April will be a big month for La Prensa’s paper and digital presence. Along with a complete redesign of the “stagnant” website and the launch of its new logo, the publication will also alter their distribution throughout the city, Nina said. San Antonians can currently find the paper in mom and pop shops around town, as well as bigger places like H-E-B, but the La Prensa team will be focusing on “getting a stronghold” on who their target audience is in the coming months. Analyzing the results will allow the publication to reach its fullest potential revenue-wise, something that’s been underwhelming in recent years.
“Believe it or not, to this day we make maybe $4,000 a year with (digital) advertising. That’s absolutely ridiculous seeing that we’re a digital media outlet,” she said. “So it’s necessary that we have this transformation because if not then we’re just going to continue to remain stagnant.”

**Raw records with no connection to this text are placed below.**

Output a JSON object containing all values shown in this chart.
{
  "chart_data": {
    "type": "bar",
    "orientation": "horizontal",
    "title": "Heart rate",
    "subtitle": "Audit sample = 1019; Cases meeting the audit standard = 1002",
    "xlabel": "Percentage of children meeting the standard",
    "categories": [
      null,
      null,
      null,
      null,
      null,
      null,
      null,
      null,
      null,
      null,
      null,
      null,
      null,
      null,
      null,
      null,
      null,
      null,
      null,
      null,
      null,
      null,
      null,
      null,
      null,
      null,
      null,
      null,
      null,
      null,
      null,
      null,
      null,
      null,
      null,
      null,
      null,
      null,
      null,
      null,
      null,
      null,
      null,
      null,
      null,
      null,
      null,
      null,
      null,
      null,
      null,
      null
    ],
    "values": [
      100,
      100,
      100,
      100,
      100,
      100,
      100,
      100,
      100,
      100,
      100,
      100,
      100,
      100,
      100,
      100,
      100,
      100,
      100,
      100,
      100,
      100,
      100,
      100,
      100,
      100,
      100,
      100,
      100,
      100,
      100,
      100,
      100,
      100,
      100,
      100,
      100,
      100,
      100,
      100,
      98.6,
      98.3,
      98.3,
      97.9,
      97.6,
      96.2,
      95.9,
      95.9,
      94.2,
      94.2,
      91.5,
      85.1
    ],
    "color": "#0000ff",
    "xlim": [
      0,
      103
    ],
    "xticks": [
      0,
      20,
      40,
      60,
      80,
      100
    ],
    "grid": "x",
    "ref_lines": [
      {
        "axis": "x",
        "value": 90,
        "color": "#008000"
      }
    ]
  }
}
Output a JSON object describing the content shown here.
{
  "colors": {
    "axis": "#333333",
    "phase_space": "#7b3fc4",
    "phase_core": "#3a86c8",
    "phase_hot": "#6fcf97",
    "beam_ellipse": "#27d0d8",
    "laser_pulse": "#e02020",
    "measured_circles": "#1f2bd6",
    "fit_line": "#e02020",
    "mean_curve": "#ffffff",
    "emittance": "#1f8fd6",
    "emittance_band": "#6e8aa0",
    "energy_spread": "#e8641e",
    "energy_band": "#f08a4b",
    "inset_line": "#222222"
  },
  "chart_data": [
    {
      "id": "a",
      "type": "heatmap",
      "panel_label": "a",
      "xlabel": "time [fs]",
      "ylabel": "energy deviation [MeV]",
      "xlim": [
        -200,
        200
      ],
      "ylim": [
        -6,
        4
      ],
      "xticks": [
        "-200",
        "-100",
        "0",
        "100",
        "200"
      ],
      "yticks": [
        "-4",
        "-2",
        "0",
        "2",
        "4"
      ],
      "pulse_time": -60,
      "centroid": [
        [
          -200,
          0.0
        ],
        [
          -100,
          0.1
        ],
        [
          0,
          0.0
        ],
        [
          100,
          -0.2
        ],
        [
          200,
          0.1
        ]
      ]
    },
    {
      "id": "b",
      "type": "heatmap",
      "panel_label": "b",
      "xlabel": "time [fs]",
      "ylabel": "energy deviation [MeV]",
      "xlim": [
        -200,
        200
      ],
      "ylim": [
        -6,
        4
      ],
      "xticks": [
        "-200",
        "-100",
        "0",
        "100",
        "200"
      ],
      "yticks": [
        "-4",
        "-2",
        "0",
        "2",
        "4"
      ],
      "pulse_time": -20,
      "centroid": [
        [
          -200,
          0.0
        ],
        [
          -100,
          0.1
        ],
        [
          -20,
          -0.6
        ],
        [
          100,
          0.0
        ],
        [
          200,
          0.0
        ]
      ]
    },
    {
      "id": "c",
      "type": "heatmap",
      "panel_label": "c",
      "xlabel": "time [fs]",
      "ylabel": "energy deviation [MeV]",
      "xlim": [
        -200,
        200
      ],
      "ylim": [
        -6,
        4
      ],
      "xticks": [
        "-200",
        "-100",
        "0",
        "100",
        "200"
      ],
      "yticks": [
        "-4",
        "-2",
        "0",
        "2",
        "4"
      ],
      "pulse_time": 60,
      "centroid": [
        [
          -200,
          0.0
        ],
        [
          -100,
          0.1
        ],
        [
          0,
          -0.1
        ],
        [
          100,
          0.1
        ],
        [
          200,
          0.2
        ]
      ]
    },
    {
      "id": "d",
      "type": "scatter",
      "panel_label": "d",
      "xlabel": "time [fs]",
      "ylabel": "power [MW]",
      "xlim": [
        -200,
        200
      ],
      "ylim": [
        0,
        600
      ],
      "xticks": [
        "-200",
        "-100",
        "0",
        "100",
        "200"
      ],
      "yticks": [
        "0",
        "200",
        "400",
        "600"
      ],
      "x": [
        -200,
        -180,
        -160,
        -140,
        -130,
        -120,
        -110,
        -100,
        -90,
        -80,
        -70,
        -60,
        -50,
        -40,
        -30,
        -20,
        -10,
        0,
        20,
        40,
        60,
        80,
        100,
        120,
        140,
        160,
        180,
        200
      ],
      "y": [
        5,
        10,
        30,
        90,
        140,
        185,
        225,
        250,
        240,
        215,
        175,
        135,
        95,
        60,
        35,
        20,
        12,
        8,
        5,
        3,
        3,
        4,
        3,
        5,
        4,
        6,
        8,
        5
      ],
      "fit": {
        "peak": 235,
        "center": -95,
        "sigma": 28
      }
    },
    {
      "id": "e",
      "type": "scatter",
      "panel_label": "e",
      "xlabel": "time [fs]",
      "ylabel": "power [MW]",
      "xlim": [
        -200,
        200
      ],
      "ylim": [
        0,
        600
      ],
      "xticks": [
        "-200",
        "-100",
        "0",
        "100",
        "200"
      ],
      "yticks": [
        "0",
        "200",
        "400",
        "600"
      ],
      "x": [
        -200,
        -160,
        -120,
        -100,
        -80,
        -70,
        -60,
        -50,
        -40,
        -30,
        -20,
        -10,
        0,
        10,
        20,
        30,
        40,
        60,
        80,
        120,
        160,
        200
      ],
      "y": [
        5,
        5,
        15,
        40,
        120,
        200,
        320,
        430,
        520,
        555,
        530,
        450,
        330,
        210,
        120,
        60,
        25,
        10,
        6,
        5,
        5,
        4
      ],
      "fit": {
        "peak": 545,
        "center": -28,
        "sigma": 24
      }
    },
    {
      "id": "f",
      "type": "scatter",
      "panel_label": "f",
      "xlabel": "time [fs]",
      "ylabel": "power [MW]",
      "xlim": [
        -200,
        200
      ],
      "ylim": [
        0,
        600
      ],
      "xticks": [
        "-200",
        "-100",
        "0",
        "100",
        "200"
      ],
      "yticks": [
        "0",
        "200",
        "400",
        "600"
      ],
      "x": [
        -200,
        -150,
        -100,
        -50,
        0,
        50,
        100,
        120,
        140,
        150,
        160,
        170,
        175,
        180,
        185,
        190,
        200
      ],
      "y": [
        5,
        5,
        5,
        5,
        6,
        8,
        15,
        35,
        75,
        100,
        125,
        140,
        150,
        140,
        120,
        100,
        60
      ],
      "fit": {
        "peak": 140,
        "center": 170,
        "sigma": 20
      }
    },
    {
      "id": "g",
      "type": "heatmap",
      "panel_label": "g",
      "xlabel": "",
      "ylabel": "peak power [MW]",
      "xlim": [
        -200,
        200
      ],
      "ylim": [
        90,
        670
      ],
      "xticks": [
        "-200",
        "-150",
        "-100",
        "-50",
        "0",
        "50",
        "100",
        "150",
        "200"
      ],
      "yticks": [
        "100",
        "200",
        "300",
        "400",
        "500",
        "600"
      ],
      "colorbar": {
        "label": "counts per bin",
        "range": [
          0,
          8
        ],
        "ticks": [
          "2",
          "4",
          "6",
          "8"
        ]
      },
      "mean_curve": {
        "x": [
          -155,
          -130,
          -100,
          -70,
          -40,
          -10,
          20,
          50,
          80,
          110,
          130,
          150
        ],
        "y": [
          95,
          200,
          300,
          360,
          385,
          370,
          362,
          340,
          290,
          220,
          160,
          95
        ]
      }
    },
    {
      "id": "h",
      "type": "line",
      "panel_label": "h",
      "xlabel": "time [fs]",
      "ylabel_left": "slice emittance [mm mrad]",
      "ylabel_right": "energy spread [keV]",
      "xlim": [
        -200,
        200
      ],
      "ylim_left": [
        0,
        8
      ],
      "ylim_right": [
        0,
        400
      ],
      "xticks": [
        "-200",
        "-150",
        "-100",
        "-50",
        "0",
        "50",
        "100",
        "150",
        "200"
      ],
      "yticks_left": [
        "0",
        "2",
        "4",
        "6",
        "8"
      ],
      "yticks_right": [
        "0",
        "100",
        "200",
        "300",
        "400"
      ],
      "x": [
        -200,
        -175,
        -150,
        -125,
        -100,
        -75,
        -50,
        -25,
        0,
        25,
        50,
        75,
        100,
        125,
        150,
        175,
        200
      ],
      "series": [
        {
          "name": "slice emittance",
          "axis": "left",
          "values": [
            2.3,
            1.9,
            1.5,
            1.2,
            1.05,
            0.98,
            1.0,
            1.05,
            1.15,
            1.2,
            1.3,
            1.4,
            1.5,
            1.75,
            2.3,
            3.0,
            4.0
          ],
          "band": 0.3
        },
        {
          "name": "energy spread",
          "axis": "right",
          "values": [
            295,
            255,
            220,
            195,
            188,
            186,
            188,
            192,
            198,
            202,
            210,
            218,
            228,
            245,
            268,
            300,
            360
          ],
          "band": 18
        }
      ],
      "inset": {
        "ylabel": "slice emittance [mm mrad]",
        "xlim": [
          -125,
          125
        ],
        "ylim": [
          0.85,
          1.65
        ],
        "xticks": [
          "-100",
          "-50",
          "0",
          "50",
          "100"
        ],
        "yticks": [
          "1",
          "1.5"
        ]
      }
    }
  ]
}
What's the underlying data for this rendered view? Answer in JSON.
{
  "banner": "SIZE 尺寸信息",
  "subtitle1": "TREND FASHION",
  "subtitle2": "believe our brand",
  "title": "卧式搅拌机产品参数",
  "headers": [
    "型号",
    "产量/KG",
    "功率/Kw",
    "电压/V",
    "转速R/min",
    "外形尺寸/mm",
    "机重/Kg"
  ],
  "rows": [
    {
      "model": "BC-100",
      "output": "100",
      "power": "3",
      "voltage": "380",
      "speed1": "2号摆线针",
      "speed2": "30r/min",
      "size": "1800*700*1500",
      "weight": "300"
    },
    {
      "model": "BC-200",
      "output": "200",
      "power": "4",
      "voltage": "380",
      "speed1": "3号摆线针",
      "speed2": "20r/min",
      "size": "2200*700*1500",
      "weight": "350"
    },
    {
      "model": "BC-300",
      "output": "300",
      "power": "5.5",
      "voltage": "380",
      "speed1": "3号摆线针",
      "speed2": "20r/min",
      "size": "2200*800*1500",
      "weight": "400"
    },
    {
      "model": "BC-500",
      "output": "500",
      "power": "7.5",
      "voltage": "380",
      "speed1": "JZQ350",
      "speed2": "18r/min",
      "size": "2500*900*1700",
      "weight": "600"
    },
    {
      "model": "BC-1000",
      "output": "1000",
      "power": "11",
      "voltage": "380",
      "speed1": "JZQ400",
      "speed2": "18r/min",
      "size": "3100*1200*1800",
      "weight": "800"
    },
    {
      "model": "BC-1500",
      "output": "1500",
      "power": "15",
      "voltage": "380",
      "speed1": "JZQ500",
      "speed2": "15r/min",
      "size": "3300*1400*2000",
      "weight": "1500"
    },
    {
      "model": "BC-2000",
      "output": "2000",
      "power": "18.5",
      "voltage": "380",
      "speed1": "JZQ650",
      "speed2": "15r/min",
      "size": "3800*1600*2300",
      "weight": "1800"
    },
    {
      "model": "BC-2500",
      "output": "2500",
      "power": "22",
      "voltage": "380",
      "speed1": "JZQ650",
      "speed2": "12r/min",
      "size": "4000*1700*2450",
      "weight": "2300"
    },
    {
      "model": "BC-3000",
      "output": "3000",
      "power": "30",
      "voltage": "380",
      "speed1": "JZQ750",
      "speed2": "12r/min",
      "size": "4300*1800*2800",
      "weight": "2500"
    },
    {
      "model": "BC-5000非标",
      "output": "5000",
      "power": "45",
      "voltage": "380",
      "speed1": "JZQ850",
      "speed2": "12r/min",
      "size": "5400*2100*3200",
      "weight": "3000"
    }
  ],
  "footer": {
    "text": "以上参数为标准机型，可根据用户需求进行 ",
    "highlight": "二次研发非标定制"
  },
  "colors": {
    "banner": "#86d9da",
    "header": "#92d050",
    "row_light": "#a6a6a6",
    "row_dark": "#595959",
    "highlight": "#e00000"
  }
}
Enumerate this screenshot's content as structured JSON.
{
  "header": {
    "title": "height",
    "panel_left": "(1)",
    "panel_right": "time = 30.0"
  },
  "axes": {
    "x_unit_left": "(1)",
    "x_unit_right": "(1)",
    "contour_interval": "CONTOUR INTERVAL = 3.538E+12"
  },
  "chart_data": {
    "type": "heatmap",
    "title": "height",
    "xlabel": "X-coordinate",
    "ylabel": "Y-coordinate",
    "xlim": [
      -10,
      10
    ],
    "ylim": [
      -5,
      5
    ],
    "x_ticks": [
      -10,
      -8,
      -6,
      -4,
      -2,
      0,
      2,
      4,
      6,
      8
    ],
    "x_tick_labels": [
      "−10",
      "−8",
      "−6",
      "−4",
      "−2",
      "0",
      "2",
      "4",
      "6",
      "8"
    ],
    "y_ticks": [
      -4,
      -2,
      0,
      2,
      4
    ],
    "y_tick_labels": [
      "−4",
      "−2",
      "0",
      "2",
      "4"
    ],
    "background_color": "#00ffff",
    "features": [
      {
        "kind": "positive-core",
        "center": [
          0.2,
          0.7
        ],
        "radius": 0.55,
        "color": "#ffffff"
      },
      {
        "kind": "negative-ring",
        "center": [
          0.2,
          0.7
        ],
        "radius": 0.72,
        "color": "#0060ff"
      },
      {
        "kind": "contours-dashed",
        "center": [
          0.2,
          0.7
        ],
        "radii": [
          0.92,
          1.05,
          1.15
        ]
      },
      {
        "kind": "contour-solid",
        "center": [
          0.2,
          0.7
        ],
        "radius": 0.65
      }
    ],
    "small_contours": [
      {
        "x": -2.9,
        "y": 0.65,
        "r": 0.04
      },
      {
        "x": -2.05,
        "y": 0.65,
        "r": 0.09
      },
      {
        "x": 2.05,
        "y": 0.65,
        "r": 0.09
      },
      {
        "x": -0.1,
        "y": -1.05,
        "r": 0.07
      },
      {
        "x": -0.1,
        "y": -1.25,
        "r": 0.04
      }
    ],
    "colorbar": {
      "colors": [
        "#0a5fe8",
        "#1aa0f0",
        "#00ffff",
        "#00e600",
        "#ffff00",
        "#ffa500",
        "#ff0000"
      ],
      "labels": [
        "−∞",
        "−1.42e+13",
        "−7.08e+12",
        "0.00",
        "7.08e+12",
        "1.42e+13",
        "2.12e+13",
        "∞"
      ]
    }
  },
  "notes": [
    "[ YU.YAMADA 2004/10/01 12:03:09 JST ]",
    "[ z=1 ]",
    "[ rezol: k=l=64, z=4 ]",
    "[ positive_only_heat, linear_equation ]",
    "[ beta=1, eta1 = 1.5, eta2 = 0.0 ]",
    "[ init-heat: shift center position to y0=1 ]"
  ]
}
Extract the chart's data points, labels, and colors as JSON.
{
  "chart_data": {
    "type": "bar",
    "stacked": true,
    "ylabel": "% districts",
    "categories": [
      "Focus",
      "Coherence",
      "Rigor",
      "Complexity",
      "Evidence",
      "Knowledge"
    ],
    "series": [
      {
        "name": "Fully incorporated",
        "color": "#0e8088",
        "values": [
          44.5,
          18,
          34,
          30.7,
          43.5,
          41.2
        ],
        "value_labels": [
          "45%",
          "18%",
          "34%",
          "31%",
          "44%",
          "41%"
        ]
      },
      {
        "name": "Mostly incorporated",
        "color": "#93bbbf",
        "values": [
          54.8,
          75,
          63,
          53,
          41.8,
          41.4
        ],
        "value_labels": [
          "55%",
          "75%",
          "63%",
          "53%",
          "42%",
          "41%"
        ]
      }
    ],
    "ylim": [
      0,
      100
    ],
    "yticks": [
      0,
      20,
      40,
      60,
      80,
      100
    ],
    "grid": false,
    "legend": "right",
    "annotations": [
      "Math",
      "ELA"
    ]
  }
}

After leaving her post as editor-in-chief and serving as publisher, Nina appointed La Prensa reporter Lucia Almanza to serve as interim editor-in-chief for the time being. For now, she said, she’s focusing on moving into the new shared office space with Heartfire Media and making sure the publication’s rebranding stays on track for its debut in mid-April.
Though Nina believes La Prensa has “lost its presence in San Antonio,” especially compared to what it once was in the ’90s, she’s optimistic about its revival. After all, its more than a business; it’s family.
“As a little girl I was always wanting one day to take over,” she said. “Now that it’s happened, while I’m terrified, it feels right, and it feels like I’m exactly where I’m supposed to be.”
CORRECTION: A previous version of this article did not contain the word “digital” in a quote referencing La Prensa’s annual advertising revenue. It also gave the incorrect suite number for the new La Prensa location as “260.”
*Top image: Founders and former publishers of La Prensa Tino Duran and his wife Amelia “Millie” Duran. Photo courtesy of La Prensa.